Blu-ray Review
OT: En las afueras de la ciudad
Gequälte Seelen
Chile zeigt erneut, dass es ein Gespür für das Horrorgenre hat.
Inhalt
Irgendwann in den späten 90ern: Im Hinterland Chiles müssen zwei Schwestern und deren missgestalteter Bruder Manuel den brutalen drogendealenden Vater ertragen, der sie isoliert festsetzt und immer wieder misshandelt. Als sie von der Polizei gerettet werden, können die Drei zwar fliehen, doch die Beamten bekommen die Kettensäge des Psychopathen zu spüren und sterben an Ort und Stelle. Auf ihrer Flucht ziehen sich die Mädchen mit ihrem Bruder in eine einsame Waldhütte zurück. Doch auch dort sind sie nicht sicher. Ein vorbeikommendes Kiffer-Duo können sie noch abwehren, wie aber steht es mit den bewaffneten Schergen von Onkel Costello, die unbedingt die vermissten Drogen des Vaters wiederhaben wollen und wenn sie sich dafür die Mädchen schnappen müssen …

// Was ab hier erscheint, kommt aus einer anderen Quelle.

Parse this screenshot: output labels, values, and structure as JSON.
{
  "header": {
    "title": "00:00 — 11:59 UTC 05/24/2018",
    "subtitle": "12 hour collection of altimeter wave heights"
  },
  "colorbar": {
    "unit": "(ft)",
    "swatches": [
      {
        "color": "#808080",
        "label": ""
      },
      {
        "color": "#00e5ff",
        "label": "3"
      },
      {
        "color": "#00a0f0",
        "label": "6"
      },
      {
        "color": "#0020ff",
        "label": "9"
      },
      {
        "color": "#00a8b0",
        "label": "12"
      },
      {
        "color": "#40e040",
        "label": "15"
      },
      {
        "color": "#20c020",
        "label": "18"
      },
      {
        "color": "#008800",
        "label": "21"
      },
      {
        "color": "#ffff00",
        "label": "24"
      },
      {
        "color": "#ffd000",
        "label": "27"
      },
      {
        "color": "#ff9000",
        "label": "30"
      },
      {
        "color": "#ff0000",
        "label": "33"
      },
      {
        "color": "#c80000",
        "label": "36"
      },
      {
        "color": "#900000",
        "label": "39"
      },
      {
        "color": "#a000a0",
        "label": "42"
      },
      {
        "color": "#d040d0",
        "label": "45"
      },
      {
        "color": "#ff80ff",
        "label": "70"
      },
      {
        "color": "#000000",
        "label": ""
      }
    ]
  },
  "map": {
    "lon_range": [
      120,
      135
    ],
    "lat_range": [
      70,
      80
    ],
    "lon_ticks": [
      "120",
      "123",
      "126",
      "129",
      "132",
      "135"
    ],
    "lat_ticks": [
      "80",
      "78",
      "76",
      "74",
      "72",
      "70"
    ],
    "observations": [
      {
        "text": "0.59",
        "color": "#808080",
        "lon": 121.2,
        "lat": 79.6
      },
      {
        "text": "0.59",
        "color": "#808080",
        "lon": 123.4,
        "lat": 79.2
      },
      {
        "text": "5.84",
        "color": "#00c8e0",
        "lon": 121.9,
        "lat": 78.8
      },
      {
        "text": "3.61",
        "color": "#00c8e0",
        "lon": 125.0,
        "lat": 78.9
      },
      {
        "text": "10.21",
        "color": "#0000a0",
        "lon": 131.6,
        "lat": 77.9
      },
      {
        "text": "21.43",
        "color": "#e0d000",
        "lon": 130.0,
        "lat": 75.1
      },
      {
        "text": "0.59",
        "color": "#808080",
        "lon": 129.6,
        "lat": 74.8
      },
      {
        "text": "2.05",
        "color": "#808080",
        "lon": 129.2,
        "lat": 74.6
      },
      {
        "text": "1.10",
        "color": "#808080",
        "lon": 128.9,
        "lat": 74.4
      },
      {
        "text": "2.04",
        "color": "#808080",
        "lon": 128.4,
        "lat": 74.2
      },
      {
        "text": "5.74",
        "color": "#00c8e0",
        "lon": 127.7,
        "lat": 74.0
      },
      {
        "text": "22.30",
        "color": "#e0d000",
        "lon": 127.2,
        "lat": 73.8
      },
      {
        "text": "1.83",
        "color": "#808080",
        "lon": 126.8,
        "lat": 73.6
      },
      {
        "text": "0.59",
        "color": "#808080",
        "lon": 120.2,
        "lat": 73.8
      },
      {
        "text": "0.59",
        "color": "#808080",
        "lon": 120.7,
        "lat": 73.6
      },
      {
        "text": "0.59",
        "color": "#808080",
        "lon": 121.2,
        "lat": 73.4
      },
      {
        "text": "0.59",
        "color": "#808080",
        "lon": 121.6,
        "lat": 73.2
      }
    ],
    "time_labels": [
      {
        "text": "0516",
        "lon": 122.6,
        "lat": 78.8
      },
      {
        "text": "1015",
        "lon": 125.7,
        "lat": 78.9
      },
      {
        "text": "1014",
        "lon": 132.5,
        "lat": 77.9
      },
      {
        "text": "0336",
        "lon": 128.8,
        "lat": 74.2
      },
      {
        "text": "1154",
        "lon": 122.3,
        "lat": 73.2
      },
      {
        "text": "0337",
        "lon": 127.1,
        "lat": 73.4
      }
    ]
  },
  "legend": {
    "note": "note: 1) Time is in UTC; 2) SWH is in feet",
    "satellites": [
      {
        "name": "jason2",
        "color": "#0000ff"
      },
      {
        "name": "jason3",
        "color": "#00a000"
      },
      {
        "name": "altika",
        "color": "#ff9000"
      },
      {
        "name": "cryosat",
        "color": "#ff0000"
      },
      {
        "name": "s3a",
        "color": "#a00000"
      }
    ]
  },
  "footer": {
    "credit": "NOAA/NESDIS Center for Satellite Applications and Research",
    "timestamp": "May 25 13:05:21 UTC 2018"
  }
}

Patricio Valladares hat mit Hidden in the Woods ein kleines und dreckiges Independent-Terrorfilmchen realisiert, das zwar durch seine zunächst wirre Struktur den Zugang erschwert, jedoch gerade wegen der fiebrigen Erzählweise und hektischen Schnitte eine bedrohliche Atmosphäre erzeugt. Diese wird noch intensiviert, wenn man dem extrem leidenschaftlich und abgedreht agierendem Daniel Antivilo in der Rolle des Vaters zuschaut. Dass der Darsteller gerade die vom Weg abgekommenen Figuren packend gibt, hat er schon in To Kill a Man bewiesen, wo er nicht minder besessen agiert hat. Die restlichen Darsteller bewegen sich irgendwo zwischen knallchargig und akzeptabel, die teils extrem amateurhafte deutsche Synchro verleidet dem Zuschauer diverse Nebenfiguren leider völlig. Das gilt dann bedauerlicherweise ebenso für die Gewaltszenen, die für die FSK-18-Fassung um gut sieben! Minuten erleichtert wurden. Bleibt die Hoffnung, dass der Film irgendwann ungeschnitten über das nahe Ausland den Weg zum Genrefan finden wird, denn Hidden in the Woods, dessen US-Remake vom selben Regisseur mit Michael Biehn in der Hauptrolle bereits abgedreht ist, hat durchaus seine Momente. So sind die Flashbacks der drei tragischen Hauptdarsteller/innen verstörend und die Tötungsszenarien in der Hütte können sogar in der drastisch geschnitten Version noch den einen oder anderen Schockmoment platzieren – zumal sich noch ein wenig Kannibalismus dazwischen mogelt. Auch das knapp halbstündige Finale überzeugt aus atmosphärischer Sicht, da die Waldsequenzen in stimmungsvolles Licht getaucht sind und der percussive Soundtrack bedrohlich wirkt. Wenn es dann im erwarteten Blutbad endet, hinterlässt das durchaus Eindruck. Allerdings, so ehrlich muss man sein, ist Hidden in the Woods vor allem selbstzweckhaft gewalttätig und in seinem transportierten Frauenbild gar ziemlich übel. Es scheint schon bedenklich, dass Chiles Männer offenbar kaum Achtung vor ihren Frauen zu haben scheinen, wenn man Regisseur Valladares und seiner Inszenierung Glauben schenkt. Beinahe jede männliche Figur versucht den Mädels in irgendeiner Form an die Wäsche zu gehen – Helden sind nicht in Sicht. Das ist gegenüber einem I Spit on Your Grave vor allem deshalb noch mal eine Nummer drastischer, weil einfach alle Typen mit Vergewaltigungsfantasien durch die Gegend laufen und nicht nur die direkten Antagonisten.
Bild- und Tonqualität
Puh … was man als Blu-ray- und High-Definition-Fan beim Bild von Hidden in the Woods bisweilen ertragen muss, macht aus visueller Sicht kaum Spaß: Massiv überrissene Kontraste, matschige Schärfe, drastisch abfallende Durchzeichnung auf den Schattenseiten der Gesichter und bis auf Braun- und Gelbtöne kaum andere Farben – das ist zwar der düsteren Stimmung des Films zuträglich, sieht aber absolut nicht gut aus.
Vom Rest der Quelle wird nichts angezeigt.